Man, even with the plugs in, it was loud. It was loud but interesting.  Anything that is regular has a rhythm and therefore reminds us of music. the first sounds resembled an electronic digerdoo with a mechanical, industrial rhythm section behind it. That then morphed into various sounds that kept me entertained for a little bit. Recordings of noise are never the same as experiencing the sounds directly and I was genuinely captivated for a while.

But only for a while. The trouble with MRIs is that you can’t move. You have to stay absolutely still in order to get the clearest results. The brace helps, you would really have to try to make a  big movement with it. The thing is that there is nothing to distract you, there is nothing really to look at, there is nothing to hear except the clanging and gyrations of the machine. You end up dividing your time between the merest physical sensations and your thoughts.

My main physical sensations were the myriad itches you get when you can’t move. Little itches on your nose become incredibly annoying once you can’t touch them. those were nothing as compared to the other one though. About 20 minutes in (out of an hour or so) I really had to pee. That started to become an issue fairly quickly but there wasn’t anything to do but gut it out and hope I didn’t wet myself. Let me tell you, once they rolled me out of the tube and undid the harness I was on my way to the bathroom. The nurse said I had to sign something before I left. I still have no idea what I signed…

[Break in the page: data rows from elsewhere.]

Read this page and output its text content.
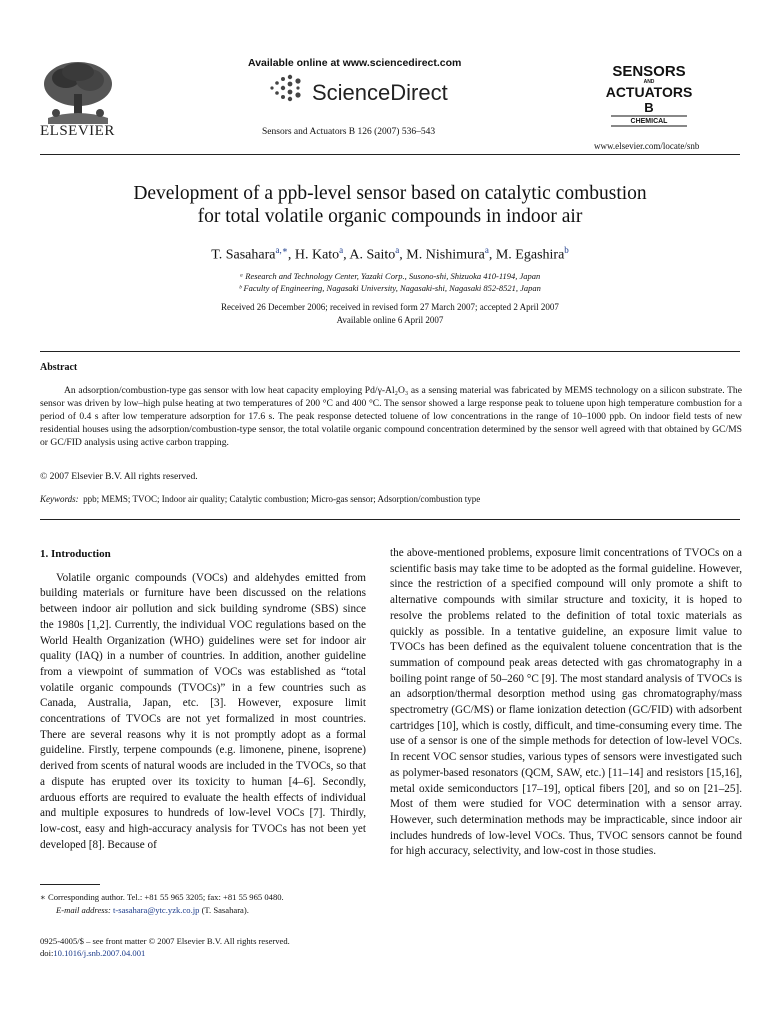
ELSEVIER
Available online at www.sciencedirect.com
ScienceDirect
Sensors and Actuators B 126 (2007) 536–543
SENSORS
AND
ACTUATORS
B
CHEMICAL
www.elsevier.com/locate/snb
Development of a ppb-level sensor based on catalytic combustion
for total volatile organic compounds in indoor air
T. Sasahara$^{a,∗}$, H. Kato$^a$, A. Saito$^a$, M. Nishimura$^a$, M. Egashira$^b$
ᵃ Research and Technology Center, Yazaki Corp., Susono-shi, Shizuoka 410-1194, Japan
ᵇ Faculty of Engineering, Nagasaki University, Nagasaki-shi, Nagasaki 852-8521, Japan
Received 26 December 2006; received in revised form 27 March 2007; accepted 2 April 2007
Available online 6 April 2007
Abstract
An adsorption/combustion-type gas sensor with low heat capacity employing Pd/γ-Al₂O₃ as a sensing material was fabricated by MEMS technology on a silicon substrate. The sensor was driven by low–high pulse heating at two temperatures of 200 °C and 400 °C. The sensor showed a large response peak to toluene upon high temperature combustion for a period of 0.4 s after low temperature adsorption for 17.6 s. The peak response detected toluene of low concentrations in the range of 10–1000 ppb. On indoor field tests of new residential houses using the adsorption/combustion-type sensor, the total volatile organic compound concentration determined by the sensor well agreed with that obtained by GC/MS or GC/FID analysis using active carbon trapping.
© 2007 Elsevier B.V. All rights reserved.
Keywords: ppb; MEMS; TVOC; Indoor air quality; Catalytic combustion; Micro-gas sensor; Adsorption/combustion type

1. Introduction

Volatile organic compounds (VOCs) and aldehydes emitted from building materials or furniture have been discussed on the relations between indoor air pollution and sick building syndrome (SBS) since the 1980s [1,2]. Currently, the individual VOC regulations based on the World Health Organization (WHO) guidelines were set for indoor air quality (IAQ) in a number of countries. In addition, another guideline from a viewpoint of summation of VOCs was established as “total volatile organic compounds (TVOCs)” in a few countries such as Canada, Australia, Japan, etc. [3]. However, exposure limit concentrations of TVOCs are not yet formalized in most countries. There are several reasons why it is not promptly adopt as a formal guideline. Firstly, terpene compounds (e.g. limonene, pinene, isoprene) derived from scents of natural woods are included in the TVOCs, so that a dispute has erupted over its toxicity to human [4–6]. Secondly, arduous efforts are required to evaluate the health effects of individual and multiple exposures to hundreds of low-level VOCs [7]. Thirdly, low-cost, easy and high-accuracy analysis for TVOCs has not been yet developed [8]. Because of

the above-mentioned problems, exposure limit concentrations of TVOCs on a scientific basis may take time to be adopted as the formal guideline. However, since the restriction of a specified compound will only promote a shift to alternative compounds with similar structure and toxicity, it is hoped to resolve the problems related to the definition of total toxic materials as quickly as possible. In a tentative guideline, an exposure limit value to TVOCs has been defined as the equivalent toluene concentration that is the summation of compound peak areas detected with gas chromatography in a boiling point range of 50–260 °C [9]. The most standard analysis of TVOCs is an adsorption/thermal desorption method using gas chromatography/mass spectrometry (GC/MS) or flame ionization detection (GC/FID) with adsorbent cartridges [10], which is costly, difficult, and time-consuming every time. The use of a sensor is one of the simple methods for detection of low-level VOCs. In recent VOC sensor studies, various types of sensors were investigated such as polymer-based resonators (QCM, SAW, etc.) [11–14] and resistors [15,16], metal oxide semiconductors [17–19], optical fibers [20], and so on [21–25]. Most of them were studied for VOC determination with a sensor array. However, such determination methods may be impracticable, since indoor air includes hundreds of low-level VOCs. Thus, TVOC sensors cannot be found for high accuracy, selectivity, and low-cost in those studies.

∗ Corresponding author. Tel.: +81 55 965 3205; fax: +81 55 965 0480.
E-mail address: t-sasahara@ytc.yzk.co.jp (T. Sasahara).
0925-4005/$ – see front matter © 2007 Elsevier B.V. All rights reserved.
doi:10.1016/j.snb.2007.04.001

The other thing you can’t escape is your thoughts. I can tell you that hour was spent thinking more about MS than the combined year before. I mainly go about my day ignoring, or trying to ignore the effects that MS has on me. There’s no running away from it when they are scanning your brain for damage and you can’t move a bit. Time drags on and you get so wrapped up in why you are there that you get a little nuts. I can understand why some people would flip out. If you’re predisposed to thinking the process is going to be awful, there are plenty of things that can reinforce that. I didn’t flip out, but I was left with a real morbid aftertaste to the experience.